Adinath is an average business man. Bholanath is an aspiring writer without any business acumen. Somnath is a wastrel with insatiable libido. Prafullanath, the Ghosh patriarch who built the business the Ghoses owe their wealth and position to, now confined to bed owning to old age ailments, wonders why while subsequent generations of Marwaris build upon the wealth and power accumulated by earlier generations, it takes only one generation for Bengalis to completely destroy what the former generation built. Everything that happens in the Ghosh family, in the novel, seems to support this reflection of the old patriarch. On the other hand, it shows the class-difference practices ingrained in Bengali society.

The two aspects of the plot unspool alternately as if neither of the sides is complete without the other, together they make a whole, though they deal with worlds that are worlds apart. Before the narrative splits into two, Mukherjee explains the plight of the rural folk.

Forced out of their villages by poverty and lack of opportunities when they come to cities in search of better lives, the city gives them an equally raw deal. They take up low-paying menial jobs and stay in sub-human conditions. Some of them, the luckier ones, manage to get employments through their city-based contacts in houses of the rich as domestic helps tying themselves up with a lifelong commitment to serve their masters. Their prospects don’t improve but they escape staying in poor quarters of the city where their unluckier country cousins subsist their whole lives unless they return home. And the luckiest ones succumb to city destitute soon after arriving and die.

Madan the maid at the Ghoshes’ is among the luckier ones, who, through a contact, got a shelter, upbringing and later employment at the Ghoshes.

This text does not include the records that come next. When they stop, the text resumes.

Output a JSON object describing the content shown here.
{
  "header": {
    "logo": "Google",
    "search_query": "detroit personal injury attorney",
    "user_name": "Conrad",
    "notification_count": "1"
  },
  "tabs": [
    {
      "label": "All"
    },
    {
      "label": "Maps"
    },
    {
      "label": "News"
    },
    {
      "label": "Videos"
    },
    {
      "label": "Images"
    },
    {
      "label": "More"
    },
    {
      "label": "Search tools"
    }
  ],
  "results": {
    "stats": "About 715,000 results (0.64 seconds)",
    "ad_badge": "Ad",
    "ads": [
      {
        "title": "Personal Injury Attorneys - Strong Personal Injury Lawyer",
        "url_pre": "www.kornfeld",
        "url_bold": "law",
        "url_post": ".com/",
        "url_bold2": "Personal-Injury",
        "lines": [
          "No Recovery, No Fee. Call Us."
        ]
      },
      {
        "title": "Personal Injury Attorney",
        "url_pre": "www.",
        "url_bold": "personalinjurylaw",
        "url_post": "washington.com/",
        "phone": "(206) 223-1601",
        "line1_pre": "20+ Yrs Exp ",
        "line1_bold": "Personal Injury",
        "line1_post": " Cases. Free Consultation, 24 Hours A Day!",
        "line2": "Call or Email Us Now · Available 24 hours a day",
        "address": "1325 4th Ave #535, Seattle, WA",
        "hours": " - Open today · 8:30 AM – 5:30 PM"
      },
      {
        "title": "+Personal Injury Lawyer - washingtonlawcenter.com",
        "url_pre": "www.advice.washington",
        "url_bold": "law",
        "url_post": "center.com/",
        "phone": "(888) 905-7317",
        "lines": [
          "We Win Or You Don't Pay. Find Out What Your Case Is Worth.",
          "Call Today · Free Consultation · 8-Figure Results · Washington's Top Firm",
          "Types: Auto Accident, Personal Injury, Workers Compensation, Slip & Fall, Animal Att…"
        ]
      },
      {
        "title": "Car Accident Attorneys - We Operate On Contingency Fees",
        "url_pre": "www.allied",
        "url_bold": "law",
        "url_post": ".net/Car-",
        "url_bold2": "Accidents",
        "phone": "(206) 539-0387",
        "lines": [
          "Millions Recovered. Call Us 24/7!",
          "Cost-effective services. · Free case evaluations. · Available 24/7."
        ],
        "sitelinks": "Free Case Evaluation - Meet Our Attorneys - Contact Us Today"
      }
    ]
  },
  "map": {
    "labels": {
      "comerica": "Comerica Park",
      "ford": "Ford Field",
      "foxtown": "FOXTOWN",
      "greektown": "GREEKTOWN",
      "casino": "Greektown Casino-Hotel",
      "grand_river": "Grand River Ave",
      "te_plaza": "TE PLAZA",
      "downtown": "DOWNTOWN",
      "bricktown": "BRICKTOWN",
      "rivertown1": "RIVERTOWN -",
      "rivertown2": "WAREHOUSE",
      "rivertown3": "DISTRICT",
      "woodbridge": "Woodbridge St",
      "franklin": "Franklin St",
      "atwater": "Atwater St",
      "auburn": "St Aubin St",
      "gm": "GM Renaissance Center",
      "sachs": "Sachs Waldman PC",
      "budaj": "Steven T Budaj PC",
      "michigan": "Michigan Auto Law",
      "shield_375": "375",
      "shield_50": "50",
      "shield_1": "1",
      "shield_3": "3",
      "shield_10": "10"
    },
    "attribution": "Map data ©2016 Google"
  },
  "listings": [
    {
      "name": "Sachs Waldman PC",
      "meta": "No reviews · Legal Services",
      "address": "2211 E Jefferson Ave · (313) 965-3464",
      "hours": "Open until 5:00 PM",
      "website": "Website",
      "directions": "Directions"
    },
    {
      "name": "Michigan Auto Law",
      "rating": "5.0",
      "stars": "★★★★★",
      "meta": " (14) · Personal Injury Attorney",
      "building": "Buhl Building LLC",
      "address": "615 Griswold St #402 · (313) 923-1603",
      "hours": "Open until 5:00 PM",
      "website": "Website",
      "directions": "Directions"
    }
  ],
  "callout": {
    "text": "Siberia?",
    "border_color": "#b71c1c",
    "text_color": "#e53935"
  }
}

After years of service to the Ghoshes, Madan managed an employment for his son, Dulal, at one of the factories of the Ghoshes.  Many years later, Dulal becomes a union leader and forces a Ghosh factory shut to force the Ghoshes to reinstate a factory worker who had been sacked following an accident in the factory to which he lost a hand. As the novel moves closer to a conclusion, the Naxal movement having turned excessively murderous and violent slowly hurtles to an end in the wake of a military crackdown by the state government on the rebels.

The Naxalism part of the novel is narrated in the first person, unlike the other part. And also unlike the other part, which slowly emerges from chaos amidst too many characters doing too many things, the Naxalism part builds up from a minimalistic setting.  Supratik narrates his own account of how he became an ideologue and got drawn into the movement (a reflection of the youth of his time) – and slowly builds up from there drawing the entire picture of rural landscape comprising the exploitative power structure of the landowning gentry and the impact of their actions on the poor peasants. Gradually Supratik becomes comfortable with the idea of killing to server larger goods.

The book is too detailed and wading through them sometimes can be a little tiresome. I particularly struggled going through the details about female politics in the Ghosh family. The murder scenes are too graphic and sometimes can be very disturbing. The lives of Others is not an easy read but is certainly worth reading.